Craft
Code Quality
We write code that the next person can read, understand, and change without fear. That is the standard.
Reviews
Pull Request Reviews
Every pull request gets reviewed. No exceptions. Not even "it is just a one-line fix." Especially not "it is just a one-line fix." Those are the ones that break production.
What a real review looks like:
- Read every line of the diff. Not just the files that changed, but the context around them.
- Check that tests exist and test the right things. "It does not crash" is not a test.
- Ask questions when something is unclear. "Why did you choose X over Y?" is a good review comment.
- Push back when something is wrong. Do not approve to be polite.
What a review is NOT:
- Scanning the diff for 10 seconds and clicking Approve.
- Only checking for syntax errors.
- Waiting 3 days to review because you are busy.
Review turnaround matters.

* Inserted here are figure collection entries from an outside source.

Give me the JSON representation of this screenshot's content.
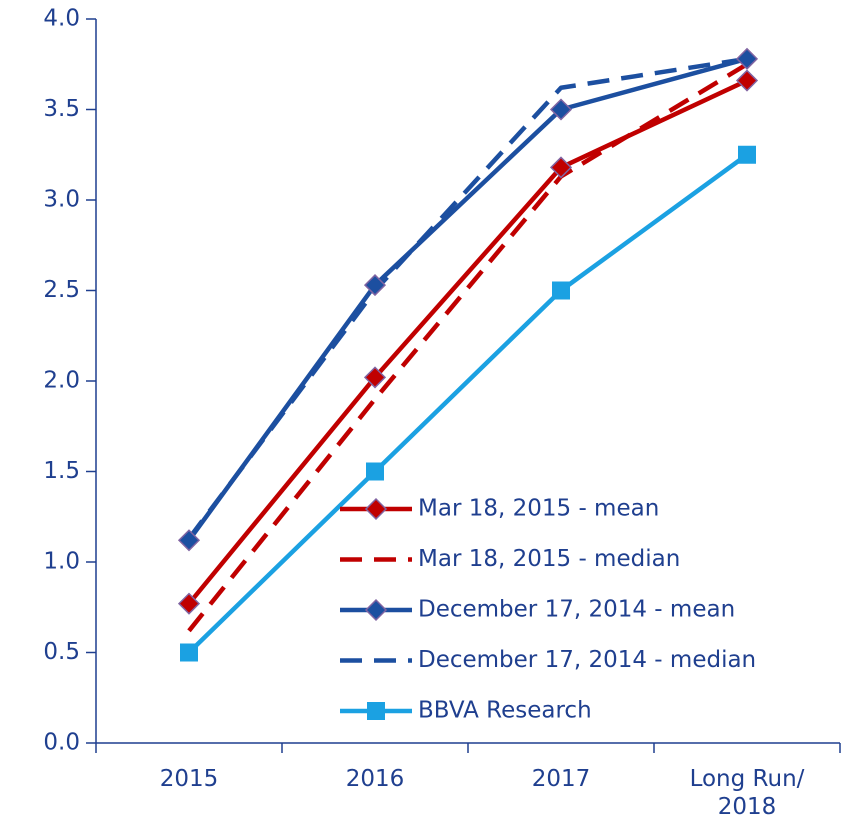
{
  "chart_data": {
    "type": "line",
    "categories": [
      "2015",
      "2016",
      "2017",
      "Long Run/ 2018"
    ],
    "series": [
      {
        "name": "Mar 18, 2015 - mean",
        "color": "#c00000",
        "dash": false,
        "marker": "diamond",
        "values": [
          0.77,
          2.02,
          3.18,
          3.66
        ]
      },
      {
        "name": "Mar 18, 2015 - median",
        "color": "#c00000",
        "dash": true,
        "marker": "none",
        "values": [
          0.62,
          1.9,
          3.13,
          3.75
        ]
      },
      {
        "name": "December 17, 2014 - mean",
        "color": "#1c4fa0",
        "dash": false,
        "marker": "diamond",
        "values": [
          1.12,
          2.53,
          3.5,
          3.78
        ]
      },
      {
        "name": "December 17, 2014 - median",
        "color": "#1c4fa0",
        "dash": true,
        "marker": "none",
        "values": [
          1.13,
          2.5,
          3.62,
          3.78
        ]
      },
      {
        "name": "BBVA Research",
        "color": "#1ba1e2",
        "dash": false,
        "marker": "square",
        "values": [
          0.5,
          1.5,
          2.5,
          3.25
        ]
      }
    ],
    "ylim": [
      0,
      4
    ],
    "yticks": [
      {
        "value": 0,
        "label": "0.0"
      },
      0.5,
      {
        "value": 1,
        "label": "1.0"
      },
      1.5,
      {
        "value": 2,
        "label": "2.0"
      },
      2.5,
      {
        "value": 3,
        "label": "3.0"
      },
      3.5,
      {
        "value": 4,
        "label": "4.0"
      }
    ],
    "legend": "lower right",
    "grid": false
  }
}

If someone is waiting on your review, they are blocked. Unblock them within 24 hours.
Testing
Write Tests
Every feature has tests. Not because someone told you to. Because code without tests is code you cannot change with confidence.
Write the test that would have caught the bug you just fixed. Write the test that proves the feature works as described. Write the test that checks the edge case you almost missed.
We do not have a strict TDD policy. Write tests before or after, we do not care. But the PR does not get approved without them.
Commits
Commit Messages
A commit message answers two questions: what changed, and why.
Bad
fix bug
update stuff
wip
Good
Fix N+1 query on users index causing 2s page loads
Add rate limiting to API endpoints (max 100 req/min)
Your commit history is documentation. Six months from now, someone (probably you) will need to understand why a change was made. Make their life easier.
Principles
Code Principles
- Leave code better than you found it. Every PR is an opportunity to clean up something nearby.
- Name things for what they do, not how they work.
calculate_invoice_totalbeatssum_line_items_with_tax_and_discount. - Delete code you are not using. Commented-out code is not "keeping our options open." It is clutter.
- Keep dependencies updated. A monthly dependency update is maintenance. A yearly one is a migration.
- When in doubt, choose the boring solution. Clever code is fun to write and miserable to debug.